Me cobrou um texto, então por que não um texto pra ele mesmo? Nunca disse tudo o que deveria ou queria. Essa é a oportunidade! Posso começar pelo passado, mas nem tão a longo prazo assim. Conheci aos sete anos, mas não tenho lembranças dessa época não. Conclui-se que nada importante, nada significativo aconteceu. Um passado mais próximo: 2007. Mesma sala, mesmo canto. Eu me cansava de pedir silencio e fingia prestar atenção para não conversar.
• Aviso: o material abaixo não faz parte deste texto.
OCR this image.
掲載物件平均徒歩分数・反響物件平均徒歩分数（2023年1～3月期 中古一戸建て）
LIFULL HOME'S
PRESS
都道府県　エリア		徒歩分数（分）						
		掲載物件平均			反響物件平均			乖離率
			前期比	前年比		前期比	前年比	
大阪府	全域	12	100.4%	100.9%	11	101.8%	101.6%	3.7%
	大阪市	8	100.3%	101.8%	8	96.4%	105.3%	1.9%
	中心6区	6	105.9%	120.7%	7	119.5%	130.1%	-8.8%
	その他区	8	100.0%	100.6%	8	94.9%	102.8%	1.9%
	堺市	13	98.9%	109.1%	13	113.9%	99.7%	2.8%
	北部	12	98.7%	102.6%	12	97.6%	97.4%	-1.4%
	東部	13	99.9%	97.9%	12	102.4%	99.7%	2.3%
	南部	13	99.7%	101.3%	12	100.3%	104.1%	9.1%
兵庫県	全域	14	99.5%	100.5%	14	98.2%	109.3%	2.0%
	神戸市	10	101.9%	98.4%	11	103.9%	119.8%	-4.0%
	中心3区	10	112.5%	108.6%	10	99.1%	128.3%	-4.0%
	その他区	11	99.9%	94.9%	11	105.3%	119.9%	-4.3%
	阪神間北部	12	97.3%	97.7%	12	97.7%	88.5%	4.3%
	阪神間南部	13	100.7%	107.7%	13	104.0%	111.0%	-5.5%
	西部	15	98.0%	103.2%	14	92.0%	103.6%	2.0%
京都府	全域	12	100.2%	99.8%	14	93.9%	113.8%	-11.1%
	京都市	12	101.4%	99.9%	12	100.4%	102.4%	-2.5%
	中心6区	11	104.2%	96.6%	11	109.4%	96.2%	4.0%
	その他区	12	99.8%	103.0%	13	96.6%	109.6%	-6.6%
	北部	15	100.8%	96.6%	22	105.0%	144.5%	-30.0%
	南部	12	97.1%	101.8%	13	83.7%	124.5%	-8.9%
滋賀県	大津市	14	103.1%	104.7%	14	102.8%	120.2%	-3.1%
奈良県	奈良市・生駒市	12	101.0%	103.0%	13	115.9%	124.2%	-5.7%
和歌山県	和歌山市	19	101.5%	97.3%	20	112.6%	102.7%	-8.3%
Pra mim era um chato, preguento que só se interessava por bebida e metal. Continua sendo um metaleiro e chato, fato. Mas eu gosto da sua chatice, da maneira como lida com isso. E quando não gosto, ele percebe. E se não percebe, faço questão de mostrar de uma maneira não muito delicada: mando pro lugar onde ninguém gosta de ir. É a dura realidade. Mas deixo claro que gosto de verdade dele. Da presença, da companhia, das brincadeiras, das piadas que eu nunca entendo e nem acho graça, do seu abraço, dos convites e programas bizarros. Gosto do seu papo, das suas idéias contrárias às minhas. Os opostos se distraem. O texto já tá grande. Não vou estender muito, inclusive tô passando muito mal. Coisa de mulher (droga!). Da minha maneira, mas eu gosto muito de você. Não esquece disso nunca.